Similar to the reports from Germany15 and the Cleveland Clinic,9 we observed poor durability of valve repair in this group of patients. Surprisingly, the presence of a bicuspid aortic valve did not influence the need for subsequent valve replacement nor the recurrence of aortic insufficiency. In a previous study, we demonstrated that the aortic wall, leaflets, and pulmonary artery were all abnormal histologically in patients with bicuspid aortic valves.16
We found that the presence of a VSD at the time of valve repair significantly increased the risk of repair failure. In contrast to the 85% freedom from reoperation at 20 years reported by Trusler et al8 in a pediatric population, we found that 56% of patients required reoperation or had recurrent aortic insufficiency at a mean follow-up of ≈5 years. The poorer results observed in adults may be due to the chronicity of the disease in this population. Over time, the turbulent flow from a VSD may cause more profound changes in the affected leaflet and adjoining annulus than occurs in children who undergo repair at a relatively early stage in their disease.

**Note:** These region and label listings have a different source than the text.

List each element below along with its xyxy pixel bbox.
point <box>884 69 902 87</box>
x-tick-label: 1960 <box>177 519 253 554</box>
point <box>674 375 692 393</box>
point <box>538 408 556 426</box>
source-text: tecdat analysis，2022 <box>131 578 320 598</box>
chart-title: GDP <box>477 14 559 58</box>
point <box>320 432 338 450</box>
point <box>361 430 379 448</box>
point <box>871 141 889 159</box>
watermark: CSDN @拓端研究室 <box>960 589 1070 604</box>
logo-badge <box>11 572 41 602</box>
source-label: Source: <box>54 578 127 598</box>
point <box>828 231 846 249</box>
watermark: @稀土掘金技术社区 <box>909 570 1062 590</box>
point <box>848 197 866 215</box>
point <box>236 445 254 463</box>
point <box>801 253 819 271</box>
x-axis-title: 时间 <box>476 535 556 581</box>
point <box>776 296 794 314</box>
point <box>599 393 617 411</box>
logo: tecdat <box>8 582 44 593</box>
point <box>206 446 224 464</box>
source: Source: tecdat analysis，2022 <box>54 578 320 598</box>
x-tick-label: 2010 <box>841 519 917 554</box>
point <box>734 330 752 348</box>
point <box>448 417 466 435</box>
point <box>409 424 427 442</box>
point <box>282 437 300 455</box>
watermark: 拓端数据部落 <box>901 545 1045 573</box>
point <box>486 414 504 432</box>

Our study is clearly limited by the small sample size. Despite reviewing a >20-year experience with aortic valve repair, the mean follow-up was only 50 months because almost one half of the procedures took place in the past 4 years (Figure 1⇑). As mentioned previously, we are observing that an increasing number of adult patients have congenital abnormalities of the aortic valve. Many of these patients have potentially repairable aortic valves. With increasing experience and continued follow-up, we hope to more accurately describe the results of valve repair in this challenging population.
If the durability of valve repair for congenital aortic abnormalities remains poor, patients must be presented with surgical alternatives. These patients may not wish to undergo mechanical valve replacement because of the lifestyle restrictions imposed by chronic anticoagulation. The results of bioprosthetic aortic valve replacement also may be poor because of the relatively young patient population and the accelerated rates of tissue calcification in this group. Similar concerns exist for both homograft and autograft replacement of the aortic valve. Pulmonary autografts may be at particular risk in patients with bicuspid aortic valves because of their abnormal tissue pathology.
We hope that further studies will define the appropriate surgical strategy for adult patients with congenital abnormalities of the aortic valve. On the basis of the data from this study, we conclude that most patients can undergo successful aortic valve repair with minimal morbidity and mortality rates. However, these patients remain at risk for the development of recurrent aortic insufficiency, and most will eventually require definitive valve replacement.